Speaking of my new name, my new SS card came in the mail yesterday. How does my brand new card already look icky and dingy? It’s like this used, crusty paper that they print them on. I think they want the cards to look “vintage.” I always thought my card looked like that because it was SO OLD. Guess not. Anyhow this is how the conversation went.

Scene: Two gorgeously attractive married people are home from work and sorting through the mail. Wife and Dear Husband converse:

Me: I got my new Social Security Card
DH: ...
Me: Will you put it in the safe for me, I can’t reach
[opens the envelope and looks at the card] SUCCCCKER!!!
Me: Why I am a sucker?
DH: For marrying ME!

Life has been crazy since we got home from our honeymoon.

Sunday morning July 20 10:30am
Me: DH! DH! Are you here?
DH: Yes
Me: Why didn’t you say goodbye to me before going to the airshow?
DH: I didn’t go to the air show, I’m still here.
Why are you still here?
DH: Do you really want to know?
Me: Yes…
DH: Our basement is flooded.

Monday morning July 21 7:00am
Me: [sits up in bed] Is everything okay?
DH: Do you have the receipt from the ATM withdrawal we made in Mexico?
Me: Yes, It’s on the TV. Why?
DH: Do you really want to know?
Me: um.. yes…
DH: Someone stole all of our money.
Me: What you mean someone stole our money?
DH: Someone got our ATM # in Mexico and drained our bank account. We have negative thirteen dollar and fifty six cents
Me: Shit.

So on Sunday DH and my dad sucked water out of our basement and Monday we spent at the police station and the bank. Apparently there was a skimmer device on the ATM in Mexico that takes a scan of your number and pin. They can then make a copy of your card and use it to drain your cash. The bank has to go through a fraud investigation and then we “should” get our money back. In the meantime – we’re poor, well poorer than before, and Juan is running around with our bill/wedding money.
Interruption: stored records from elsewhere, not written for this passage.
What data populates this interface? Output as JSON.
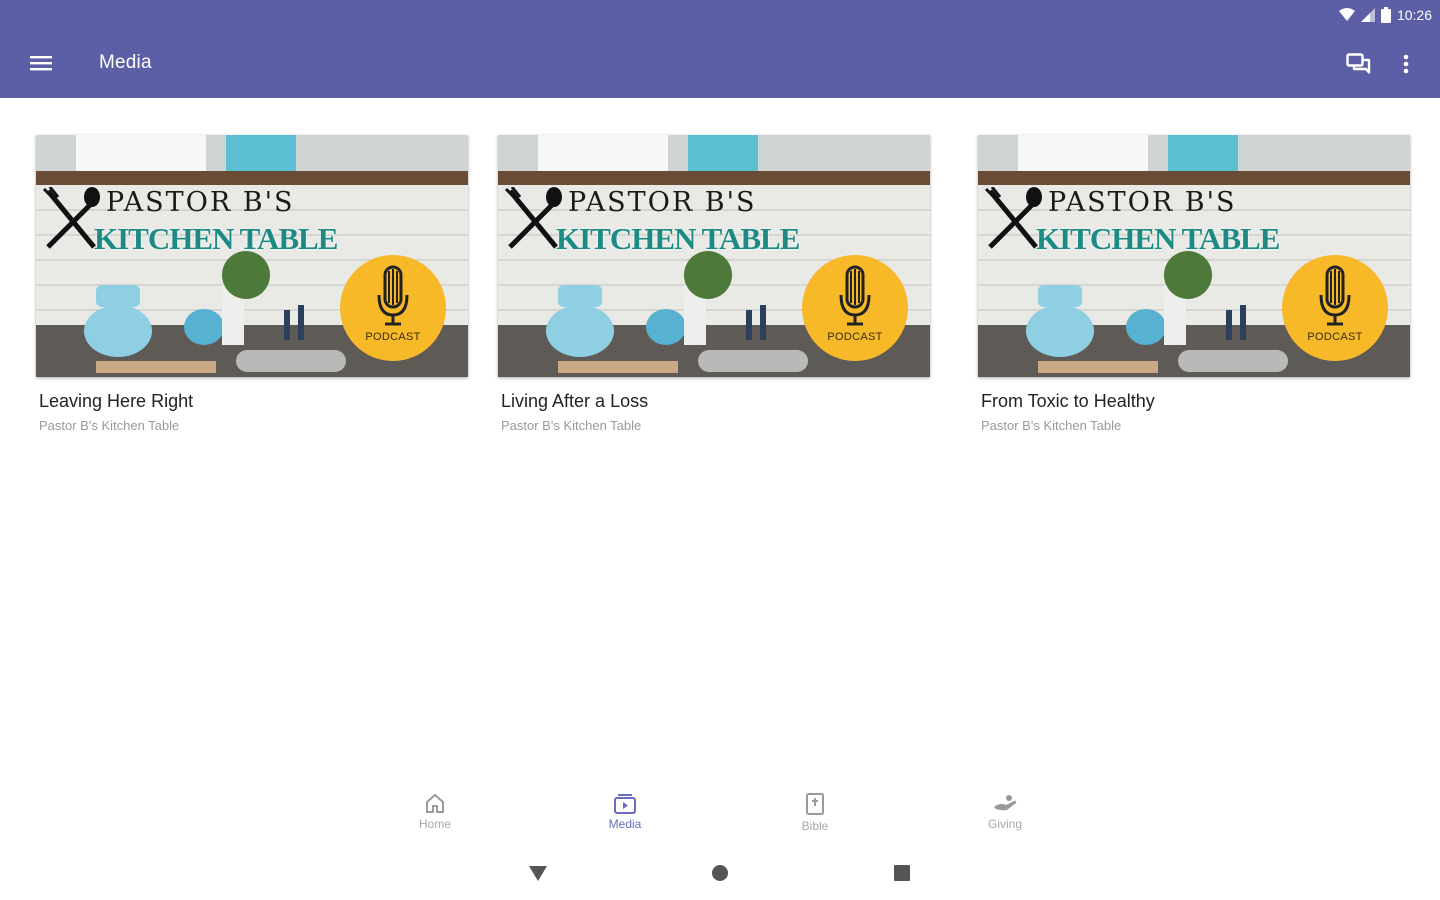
{
  "status_bar": {
    "time": "10:26"
  },
  "app_bar": {
    "title": "Media"
  },
  "thumbnail": {
    "logo_line1": "PASTOR B'S",
    "logo_line2": "KITCHEN TABLE",
    "badge_label": "PODCAST"
  },
  "cards": [
    {
      "title": "Leaving Here Right",
      "subtitle": "Pastor B's Kitchen Table"
    },
    {
      "title": "Living After a Loss",
      "subtitle": "Pastor B's Kitchen Table"
    },
    {
      "title": "From Toxic to Healthy",
      "subtitle": "Pastor B's Kitchen Table"
    }
  ],
  "bottom_nav": [
    {
      "label": "Home",
      "icon": "home-icon"
    },
    {
      "label": "Media",
      "icon": "media-icon",
      "active": true
    },
    {
      "label": "Bible",
      "icon": "bible-icon"
    },
    {
      "label": "Giving",
      "icon": "giving-icon"
    }
  ],
  "colors": {
    "app_bar": "#5d5fa6",
    "active_nav": "#6a6cc0",
    "badge": "#f7b928",
    "logo_teal": "#1e8a84"
  }
}
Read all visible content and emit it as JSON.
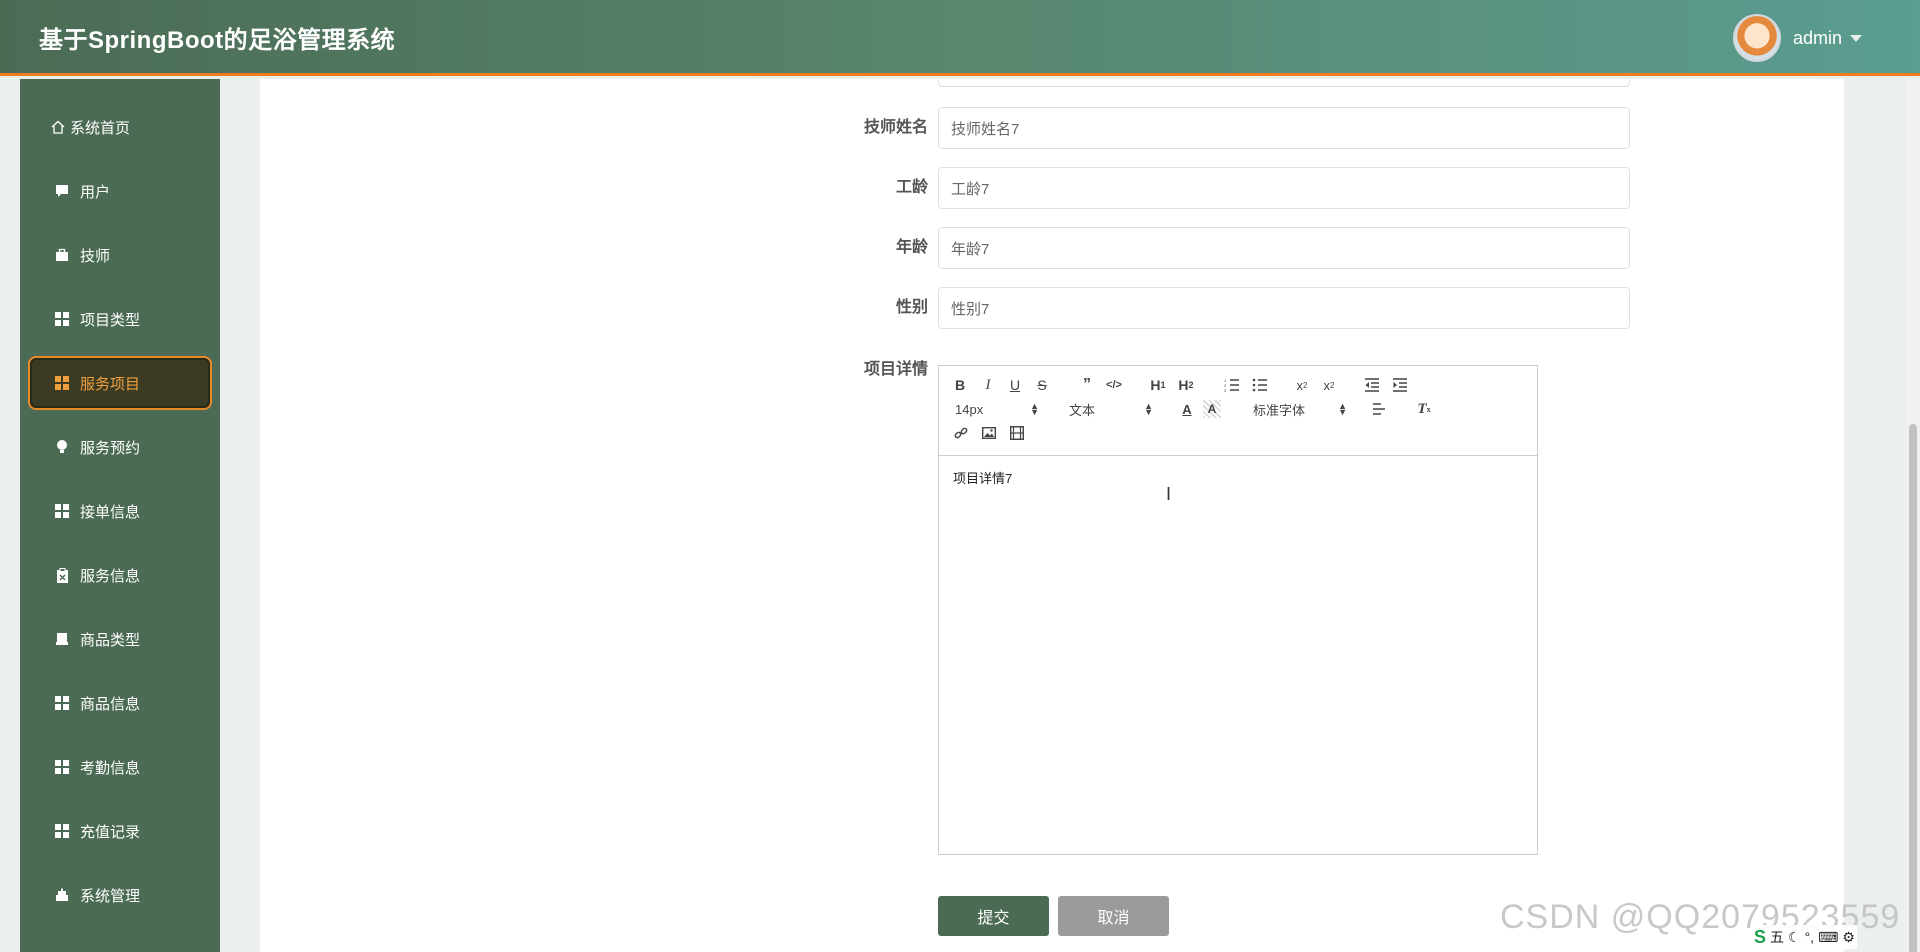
{
  "header": {
    "title": "基于SpringBoot的足浴管理系统",
    "username": "admin"
  },
  "sidebar": {
    "items": [
      {
        "label": "系统首页",
        "icon": "home-icon"
      },
      {
        "label": "用户",
        "icon": "chat-icon"
      },
      {
        "label": "技师",
        "icon": "briefcase-icon"
      },
      {
        "label": "项目类型",
        "icon": "grid-icon"
      },
      {
        "label": "服务项目",
        "icon": "grid-icon",
        "active": true
      },
      {
        "label": "服务预约",
        "icon": "bulb-icon"
      },
      {
        "label": "接单信息",
        "icon": "grid-icon"
      },
      {
        "label": "服务信息",
        "icon": "clipboard-icon"
      },
      {
        "label": "商品类型",
        "icon": "printer-icon"
      },
      {
        "label": "商品信息",
        "icon": "grid-icon"
      },
      {
        "label": "考勤信息",
        "icon": "grid-icon"
      },
      {
        "label": "充值记录",
        "icon": "grid-icon"
      },
      {
        "label": "系统管理",
        "icon": "cake-icon"
      }
    ]
  },
  "form": {
    "fields": [
      {
        "label": "技师姓名",
        "value": "技师姓名7"
      },
      {
        "label": "工龄",
        "value": "工龄7"
      },
      {
        "label": "年龄",
        "value": "年龄7"
      },
      {
        "label": "性别",
        "value": "性别7"
      }
    ],
    "editor_label": "项目详情",
    "editor": {
      "font_size": "14px",
      "block_format": "文本",
      "font_family": "标准字体",
      "content": "项目详情7"
    },
    "submit_label": "提交",
    "cancel_label": "取消"
  },
  "watermark": "CSDN @QQ2079523559",
  "ime": {
    "mode": "五",
    "logo": "S"
  },
  "colors": {
    "primary": "#4b6b55",
    "accent": "#f07c22",
    "active_text": "#f0a040"
  }
}
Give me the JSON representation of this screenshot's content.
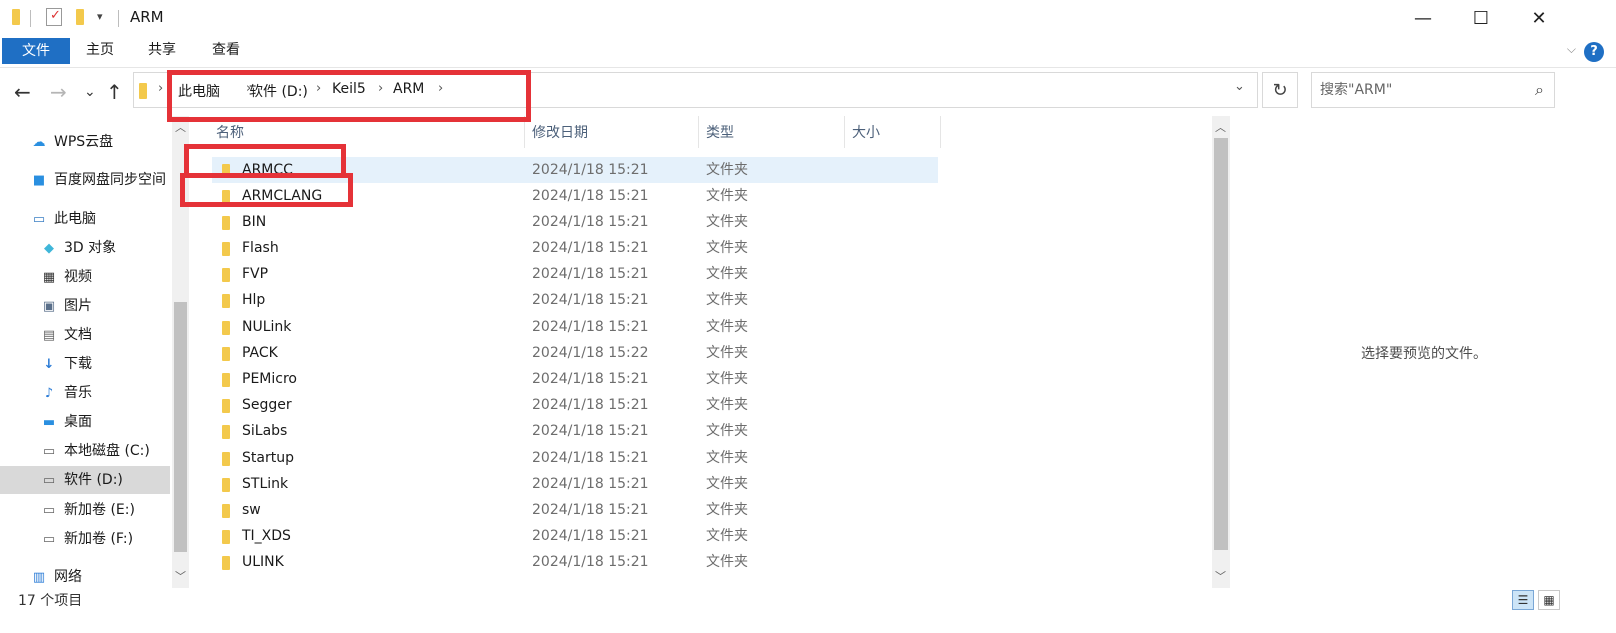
{
  "window": {
    "title": "ARM",
    "quick_access_dropdown": "▾",
    "controls": {
      "minimize": "—",
      "maximize": "☐",
      "close": "✕"
    }
  },
  "ribbon": {
    "tabs": [
      "文件",
      "主页",
      "共享",
      "查看"
    ],
    "help_label": "?",
    "expand_chevron": "⌵"
  },
  "nav": {
    "back": "←",
    "forward": "→",
    "recent": "⌄",
    "up": "↑",
    "breadcrumbs": [
      "此电脑",
      "软件 (D:)",
      "Keil5",
      "ARM"
    ],
    "address_dropdown": "⌄",
    "refresh": "↻",
    "search_placeholder": "搜索\"ARM\""
  },
  "sidebar": {
    "items": [
      {
        "label": "WPS云盘",
        "icon": "cloud-icon"
      },
      {
        "label": "百度网盘同步空间",
        "icon": "baidu-netdisk-icon"
      },
      {
        "label": "此电脑",
        "icon": "computer-icon"
      },
      {
        "label": "3D 对象",
        "icon": "3d-objects-icon"
      },
      {
        "label": "视频",
        "icon": "video-icon"
      },
      {
        "label": "图片",
        "icon": "pictures-icon"
      },
      {
        "label": "文档",
        "icon": "documents-icon"
      },
      {
        "label": "下载",
        "icon": "download-icon"
      },
      {
        "label": "音乐",
        "icon": "music-icon"
      },
      {
        "label": "桌面",
        "icon": "desktop-icon"
      },
      {
        "label": "本地磁盘 (C:)",
        "icon": "drive-icon"
      },
      {
        "label": "软件 (D:)",
        "icon": "drive-icon",
        "selected": true
      },
      {
        "label": "新加卷 (E:)",
        "icon": "drive-icon"
      },
      {
        "label": "新加卷 (F:)",
        "icon": "drive-icon"
      },
      {
        "label": "网络",
        "icon": "network-icon"
      }
    ]
  },
  "list": {
    "columns": [
      "名称",
      "修改日期",
      "类型",
      "大小"
    ],
    "rows": [
      {
        "name": "ARMCC",
        "date": "2024/1/18 15:21",
        "type": "文件夹"
      },
      {
        "name": "ARMCLANG",
        "date": "2024/1/18 15:21",
        "type": "文件夹"
      },
      {
        "name": "BIN",
        "date": "2024/1/18 15:21",
        "type": "文件夹"
      },
      {
        "name": "Flash",
        "date": "2024/1/18 15:21",
        "type": "文件夹"
      },
      {
        "name": "FVP",
        "date": "2024/1/18 15:21",
        "type": "文件夹"
      },
      {
        "name": "Hlp",
        "date": "2024/1/18 15:21",
        "type": "文件夹"
      },
      {
        "name": "NULink",
        "date": "2024/1/18 15:21",
        "type": "文件夹"
      },
      {
        "name": "PACK",
        "date": "2024/1/18 15:22",
        "type": "文件夹"
      },
      {
        "name": "PEMicro",
        "date": "2024/1/18 15:21",
        "type": "文件夹"
      },
      {
        "name": "Segger",
        "date": "2024/1/18 15:21",
        "type": "文件夹"
      },
      {
        "name": "SiLabs",
        "date": "2024/1/18 15:21",
        "type": "文件夹"
      },
      {
        "name": "Startup",
        "date": "2024/1/18 15:21",
        "type": "文件夹"
      },
      {
        "name": "STLink",
        "date": "2024/1/18 15:21",
        "type": "文件夹"
      },
      {
        "name": "sw",
        "date": "2024/1/18 15:21",
        "type": "文件夹"
      },
      {
        "name": "TI_XDS",
        "date": "2024/1/18 15:21",
        "type": "文件夹"
      },
      {
        "name": "ULINK",
        "date": "2024/1/18 15:21",
        "type": "文件夹"
      }
    ]
  },
  "preview": {
    "text": "选择要预览的文件。"
  },
  "status": {
    "count": "17 个项目",
    "view_details": "☰",
    "view_icons": "▦"
  },
  "colors": {
    "accent": "#1f6fc4",
    "annotation_red": "#e53238",
    "folder": "#f3c94c",
    "hover_row": "#e5f1fb",
    "selected_nav": "#d9d9d9"
  }
}
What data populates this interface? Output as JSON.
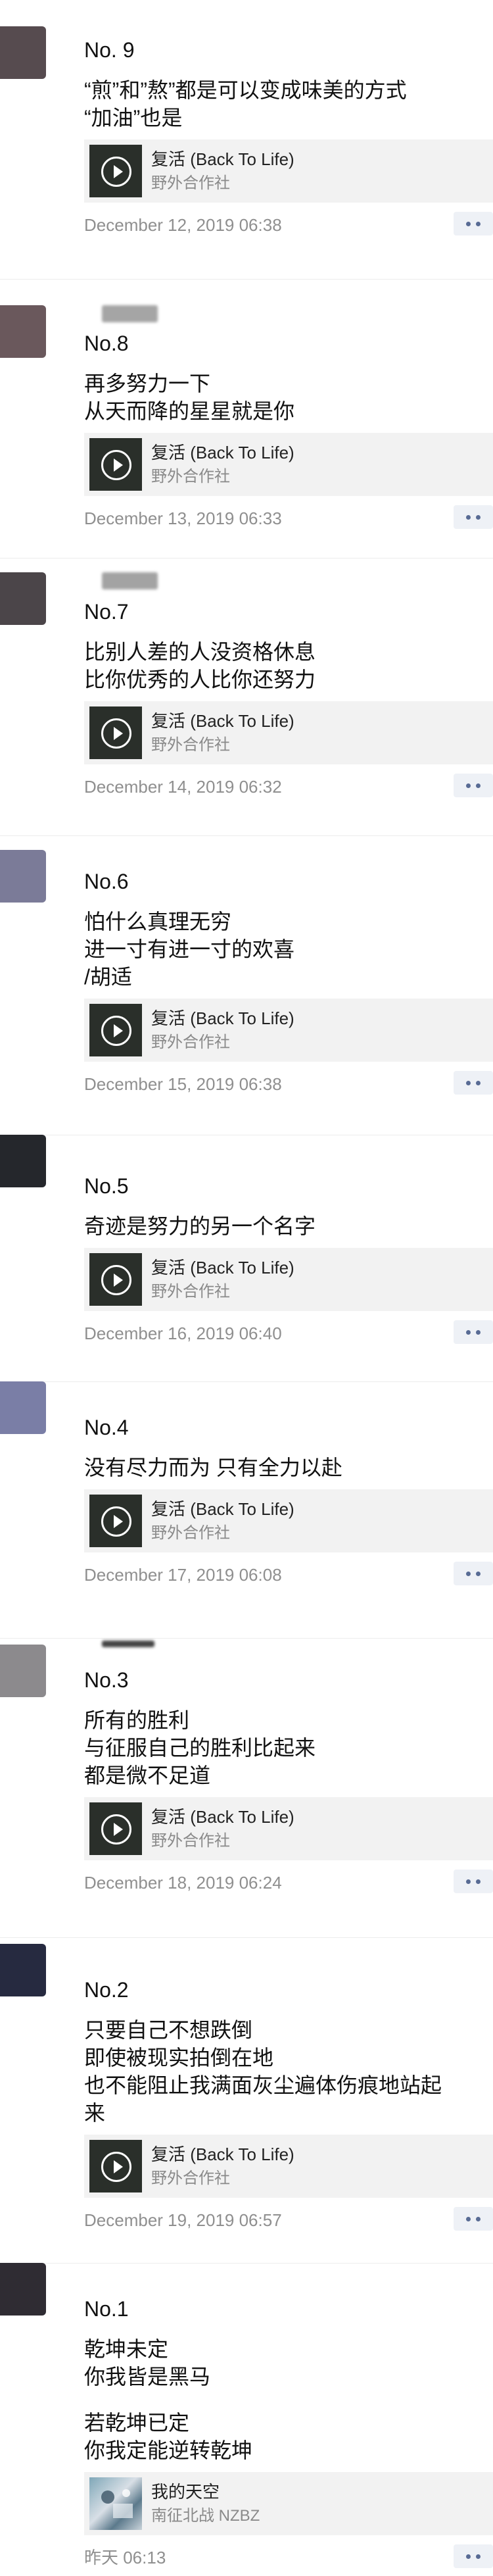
{
  "colors": {
    "more_dots": "#586b94",
    "card_bg": "#f2f2f2",
    "time": "#8f8f8f"
  },
  "posts": [
    {
      "no": "No. 9",
      "lines": [
        "“煎”和”熬”都是可以变成味美的方式",
        "“加油”也是"
      ],
      "music": {
        "title": "复活 (Back To Life)",
        "artist": "野外合作社",
        "icon": "play-icon"
      },
      "time": "December 12, 2019 06:38",
      "avatar_color": "#564b4f"
    },
    {
      "no": "No.8",
      "lines": [
        "再多努力一下",
        "从天而降的星星就是你"
      ],
      "music": {
        "title": "复活 (Back To Life)",
        "artist": "野外合作社",
        "icon": "play-icon"
      },
      "time": "December 13, 2019 06:33",
      "avatar_color": "#6a585c"
    },
    {
      "no": "No.7",
      "lines": [
        "比别人差的人没资格休息",
        "比你优秀的人比你还努力"
      ],
      "music": {
        "title": "复活 (Back To Life)",
        "artist": "野外合作社",
        "icon": "play-icon"
      },
      "time": "December 14, 2019 06:32",
      "avatar_color": "#4b4549"
    },
    {
      "no": "No.6",
      "lines": [
        "怕什么真理无穷",
        "进一寸有进一寸的欢喜",
        "/胡适"
      ],
      "music": {
        "title": "复活 (Back To Life)",
        "artist": "野外合作社",
        "icon": "play-icon"
      },
      "time": "December 15, 2019 06:38",
      "avatar_color": "#7b7b98"
    },
    {
      "no": "No.5",
      "lines": [
        "奇迹是努力的另一个名字"
      ],
      "music": {
        "title": "复活 (Back To Life)",
        "artist": "野外合作社",
        "icon": "play-icon"
      },
      "time": "December 16, 2019 06:40",
      "avatar_color": "#25272c"
    },
    {
      "no": "No.4",
      "lines": [
        "没有尽力而为 只有全力以赴"
      ],
      "music": {
        "title": "复活 (Back To Life)",
        "artist": "野外合作社",
        "icon": "play-icon"
      },
      "time": "December 17, 2019 06:08",
      "avatar_color": "#7a7ea6"
    },
    {
      "no": "No.3",
      "lines": [
        "所有的胜利",
        "与征服自己的胜利比起来",
        "都是微不足道"
      ],
      "music": {
        "title": "复活 (Back To Life)",
        "artist": "野外合作社",
        "icon": "play-icon"
      },
      "time": "December 18, 2019 06:24",
      "avatar_color": "#8c8a8d"
    },
    {
      "no": "No.2",
      "lines": [
        "只要自己不想跌倒",
        "即使被现实拍倒在地",
        "也不能阻止我满面灰尘遍体伤痕地站起",
        "来"
      ],
      "music": {
        "title": "复活 (Back To Life)",
        "artist": "野外合作社",
        "icon": "play-icon"
      },
      "time": "December 19, 2019 06:57",
      "avatar_color": "#262a40"
    },
    {
      "no": "No.1",
      "lines": [
        "乾坤未定",
        "你我皆是黑马",
        "",
        "若乾坤已定",
        "你我定能逆转乾坤"
      ],
      "music": {
        "title": "我的天空",
        "artist": "南征北战 NZBZ",
        "icon": "album-art-icon"
      },
      "time": "昨天 06:13",
      "avatar_color": "#2f2c33"
    }
  ]
}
DH: You know what the worst part about this is… I bet that person who stole our money is not using it for noble causes.

We can all hope that some entrepreneurial Mexican is spoon feeding chickpeas to homeless babies with our money. At least that’s what we’ll tell ourselves…


Jennie! said...

Juan sucks. I hope his penis falls off.

Tam said...

well if it did, he would use our money to buy a new one... and I still don't think that's a noble cause.

Heidi said...

Well, Tamara Reese, maybe Juan is buying guns to protect women against violent crimes.